Primary group/area affected:- Students and schools relying on federal education programs (e.g., students with disabilities under IDEA; low-income students served by Title I; English learners; students in homeless situations under McKinney-Vento; other Title I-related programs).Secondary group/area affected:- State and local education agencies that administer these programs and rely on federal funding, as well as federal program administrators and policymakers.Additional impacts:- Budgetary and fiscal effects: The bill does not automatically fund increases beyond 2024 levels; it only restores any reductions to the 2024 baseline. If current-year funding is already equal to or above 2024 levels, there would be little or no additional funding under this act.

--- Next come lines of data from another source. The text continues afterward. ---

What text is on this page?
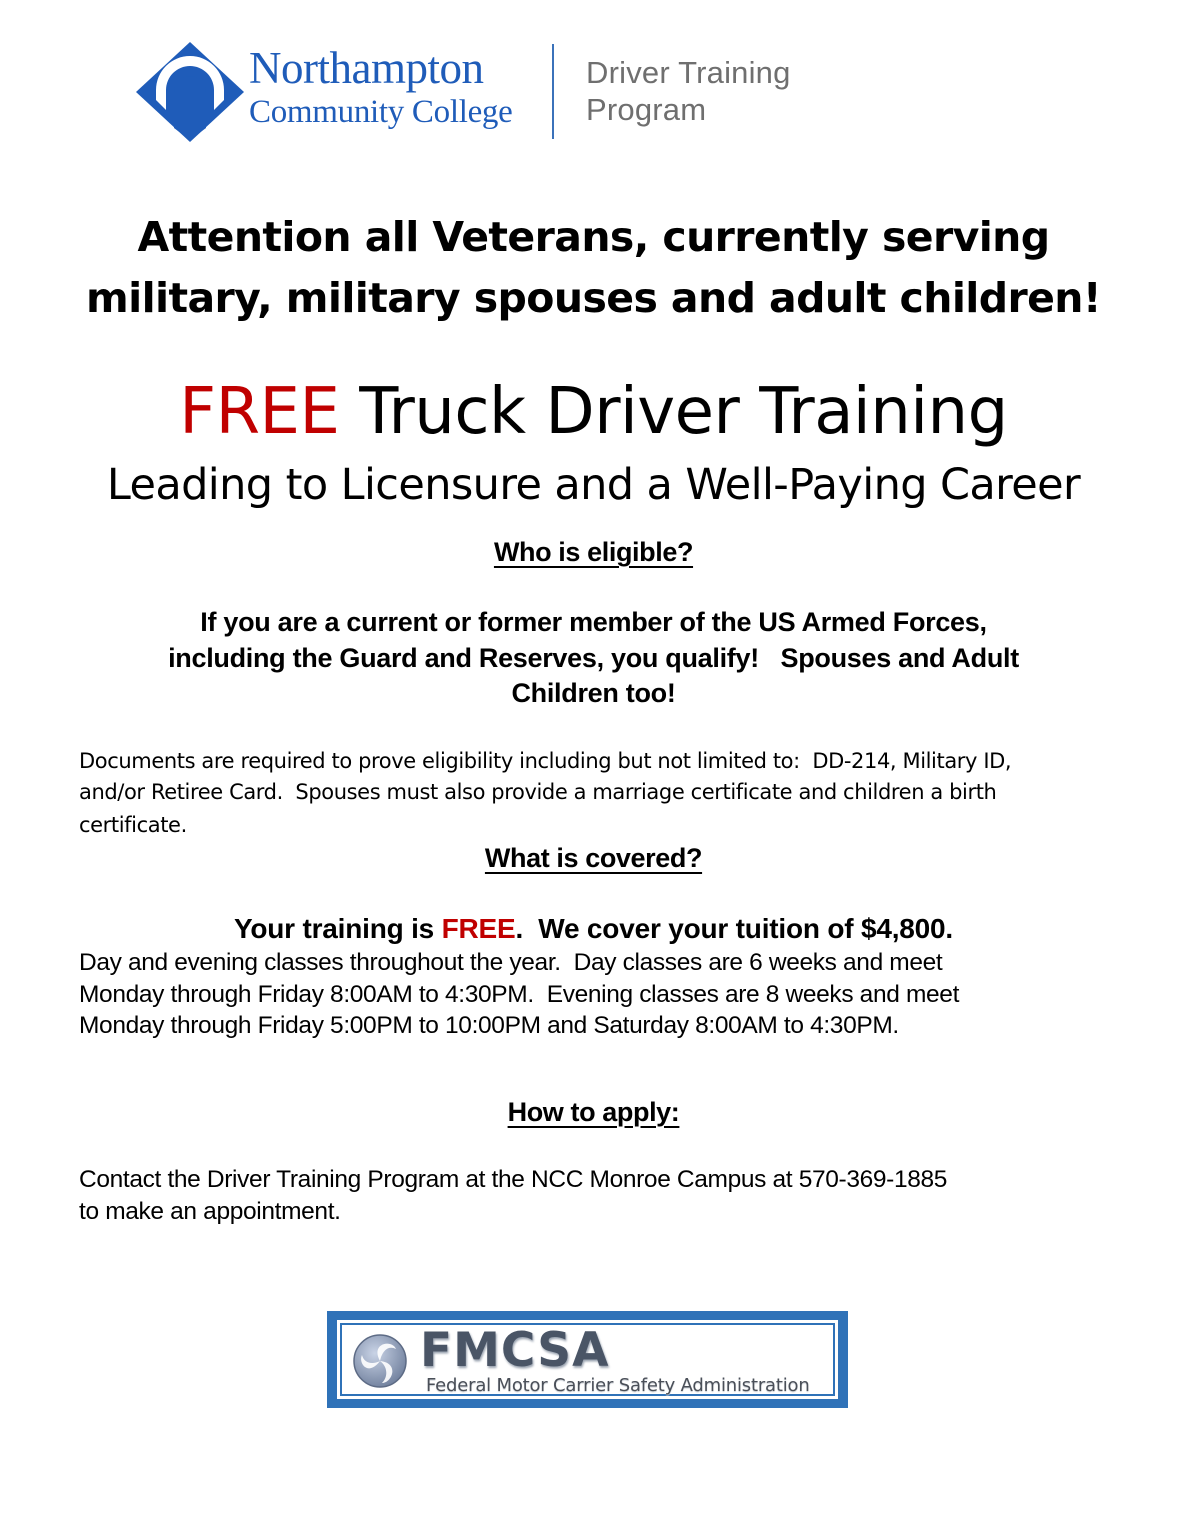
Northampton
Community College
Driver Training
Program
Attention all Veterans, currently serving
military, military spouses and adult children!
FREE Truck Driver Training
Leading to Licensure and a Well-Paying Career
Who is eligible?
If you are a current or former member of the US Armed Forces,
including the Guard and Reserves, you qualify!   Spouses and Adult
Children too!
Documents are required to prove eligibility including but not limited to:  DD-214, Military ID,
and/or Retiree Card.  Spouses must also provide a marriage certificate and children a birth
certificate.
What is covered?
Your training is FREE.  We cover your tuition of $4,800.
Day and evening classes throughout the year.  Day classes are 6 weeks and meet
Monday through Friday 8:00AM to 4:30PM.  Evening classes are 8 weeks and meet
Monday through Friday 5:00PM to 10:00PM and Saturday 8:00AM to 4:30PM.
How to apply:
Contact the Driver Training Program at the NCC Monroe Campus at 570-369-1885
to make an appointment.
FMCSA
Federal Motor Carrier Safety Administration
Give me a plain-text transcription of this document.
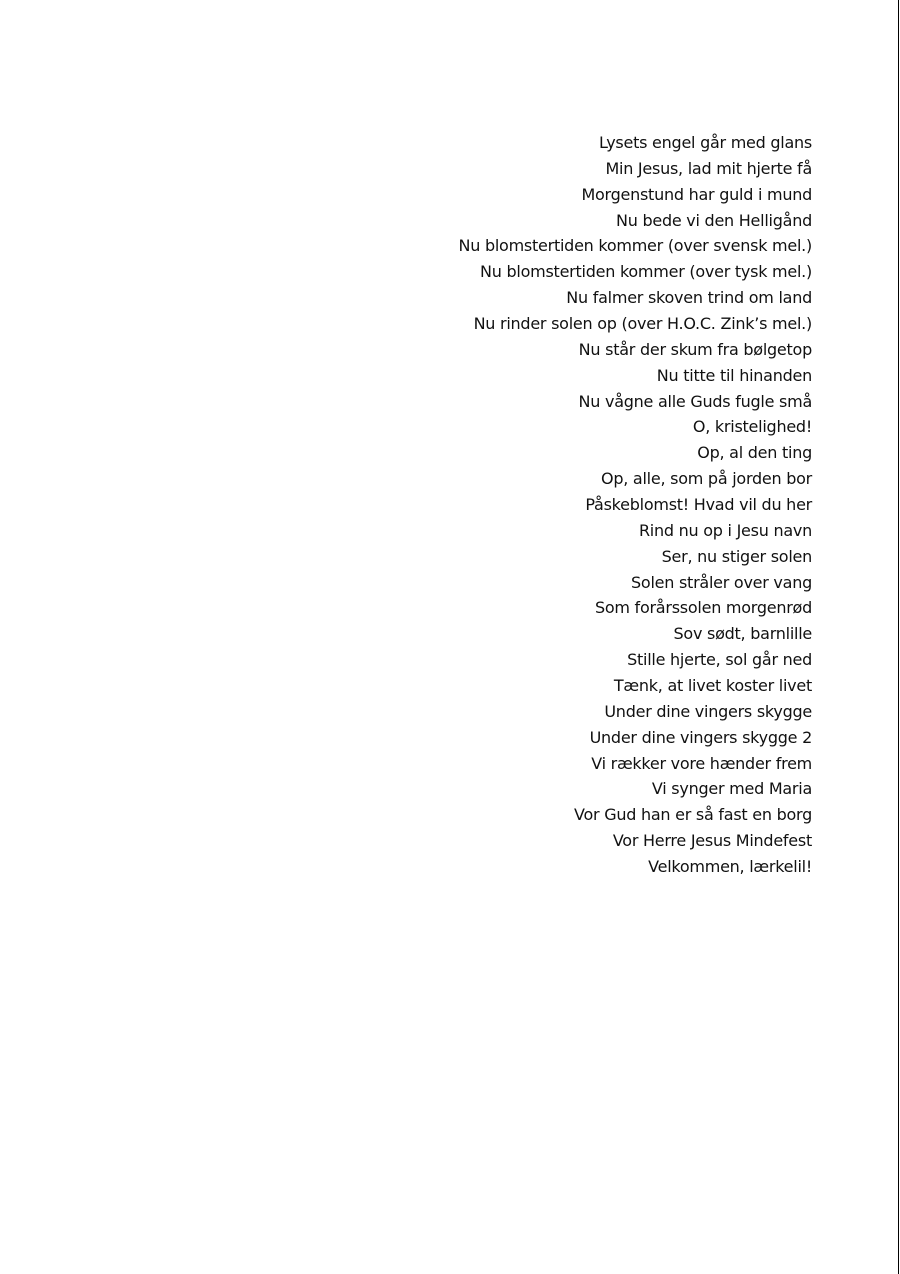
Lysets engel går med glans
Min Jesus, lad mit hjerte få
Morgenstund har guld i mund
Nu bede vi den Helligånd
Nu blomstertiden kommer (over svensk mel.)
Nu blomstertiden kommer (over tysk mel.)
Nu falmer skoven trind om land
Nu rinder solen op (over H.O.C. Zink’s mel.)
Nu står der skum fra bølgetop
Nu titte til hinanden
Nu vågne alle Guds fugle små
O, kristelighed!
Op, al den ting
Op, alle, som på jorden bor
Påskeblomst! Hvad vil du her
Rind nu op i Jesu navn
Ser, nu stiger solen
Solen stråler over vang
Som forårssolen morgenrød
Sov sødt, barnlille
Stille hjerte, sol går ned
Tænk, at livet koster livet
Under dine vingers skygge
Under dine vingers skygge 2
Vi rækker vore hænder frem
Vi synger med Maria
Vor Gud han er så fast en borg
Vor Herre Jesus Mindefest
Velkommen, lærkelil!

If reductions occur, the bill would add back the reduced amount, potentially preventing cuts in services or staffing tied to those programs.- Legislative process and accountability: By tying the catch-up to a “regular appropriation Act” and using a baseline tied to 2024, the bill interacts with Congress’s annual budgeting and appropriations process and would require consistent determinations of what counts as a reduction.- Administrative considerations: Agencies would need to implement the mechanism to identify reductions relative to the 2024 baseline and to disburse the catch-up funds accordingly; funds would be available until expended, which could affect multi-year planning.